In [None]:
import torch
import torch.nn as nn
from torch.utils.data import Dataset, DataLoader
import pandas as pd
from sklearn.model_selection import train_test_split
from transformers import AutoTokenizer, BertModel
import numpy as np

# GPU 사용 가능 여부 확인 및 설정
device = torch.device("cuda:0" if torch.cuda.is_available() else "cpu")
print(f"Using device: {device}")

In [None]:
def load_and_preprocess_data():
    main_file_path = '/local_datasets/AACommu/test/train_data_cafe_5000.json' 
    
    # 1. 메인 데이터 로드 (JSON)
    try:
        df_combined = pd.read_json(main_file_path)

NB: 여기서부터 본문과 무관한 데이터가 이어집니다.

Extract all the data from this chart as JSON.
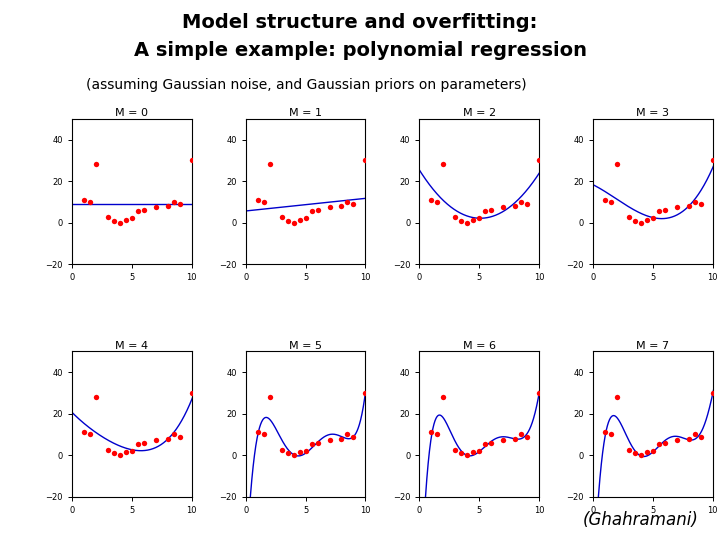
{
  "title_line1": "Model structure and overfitting:",
  "title_line2": "A simple example: polynomial regression",
  "subtitle": "(assuming Gaussian noise, and Gaussian priors on parameters)",
  "attribution": "(Ghahramani)",
  "title_fontsize": 14,
  "subtitle_fontsize": 10,
  "attribution_fontsize": 12,
  "M_values": [
    0,
    1,
    2,
    3,
    4,
    5,
    6,
    7
  ],
  "data_x": [
    1.0,
    1.5,
    2.0,
    3.0,
    3.5,
    4.0,
    4.5,
    5.0,
    5.5,
    6.0,
    7.0,
    8.0,
    8.5,
    9.0,
    10.0
  ],
  "data_y": [
    11.0,
    10.0,
    28.0,
    2.5,
    1.0,
    0.0,
    1.5,
    2.0,
    5.5,
    6.0,
    7.5,
    8.0,
    10.0,
    9.0,
    30.0
  ],
  "line_color": "#0000cc",
  "dot_color": "#ff0000",
  "xlim": [
    0,
    10
  ],
  "ylim": [
    -20,
    50
  ],
  "xticks": [
    0,
    5,
    10
  ],
  "yticks": [
    -20,
    0,
    20,
    40
  ],
  "background_color": "#ffffff"
}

        df_combined['label'] = 0
        df_combined.loc[df_combined.index % 2 == 0, 'label'] = 1 # 짝수 인덱스에 레이블 1 부여
        df_combined['text'] = df_combined['input_text']
        df_combined = df_combined.loc[:, ['text', 'label']]
    except FileNotFoundError:
        # 파일이 없을 경우 예시 데이터 생성
        print(f"⚠️ Warning: {main_file_path} not found. Using dummy data.")
        df_combined = pd.DataFrame({
            'text': ["JSON 파일 하나만 사용합니다.", "오늘의 학습 주제는 BERT입니다.", "데이터셋을 단일 파일로 구성했습니다."], 
            'label': [0, 1, 0]
        })
        
    # 텍스트 정제, 레이블 인코딩 등의 추가 전처리 로직을 여기에 삽입 (필요시)
    
    print(f"Total data size (Single JSON): {len(df_combined)}")
    
    # 필수 컬럼(text, label)이 있는지 확인 
    if 'text' not in df_combined.columns or 'label' not in df_combined.columns:
        raise ValueError("DataFrame must contain 'text' and 'label' columns.")
        
    return df_combined

In [None]:
class TextDataset(Dataset):
    def __init__(self, texts, labels, tokenizer, max_len):
        self.texts = texts
        self.labels = labels
        self.tokenizer = tokenizer
        self.max_len = max_len

    def __len__(self):
        return len(self.texts)

    def __getitem__(self, item):
        text = str(self.texts[item])
        label = self.labels[item]

        encoding = self.tokenizer.encode_plus(
            text,
            add_special_tokens=True,
            max_length=self.max_len,
            return_token_type_ids=False,
            padding='max_length',
            return_attention_mask=True,
            return_tensors='pt',
            truncation=True
        )

        return {
            'text': text,
            'input_ids': encoding['input_ids'].flatten(),
            'attention_mask': encoding['attention_mask'].flatten(),
            'labels': torch.tensor(label, dtype=torch.long)
        }

# 데이터 준비
df = load_and_preprocess_data()

# 모델 설정 (예: 한국어 BERT 기반 모델)
MODEL_NAME = "klue/bert-base"
MAX_LEN = 128
BATCH_SIZE = 16

# 토크나이저 초기화
tokenizer = AutoTokenizer.from_pretrained(MODEL_NAME)

# 학습/검증 데이터 분리
# 레이블이 없거나 불균형할 경우 stratify 옵션 조정 필요
df_train, df_val = train_test_split(df, test_size=0.1, random_state=42, stratify=df['label'])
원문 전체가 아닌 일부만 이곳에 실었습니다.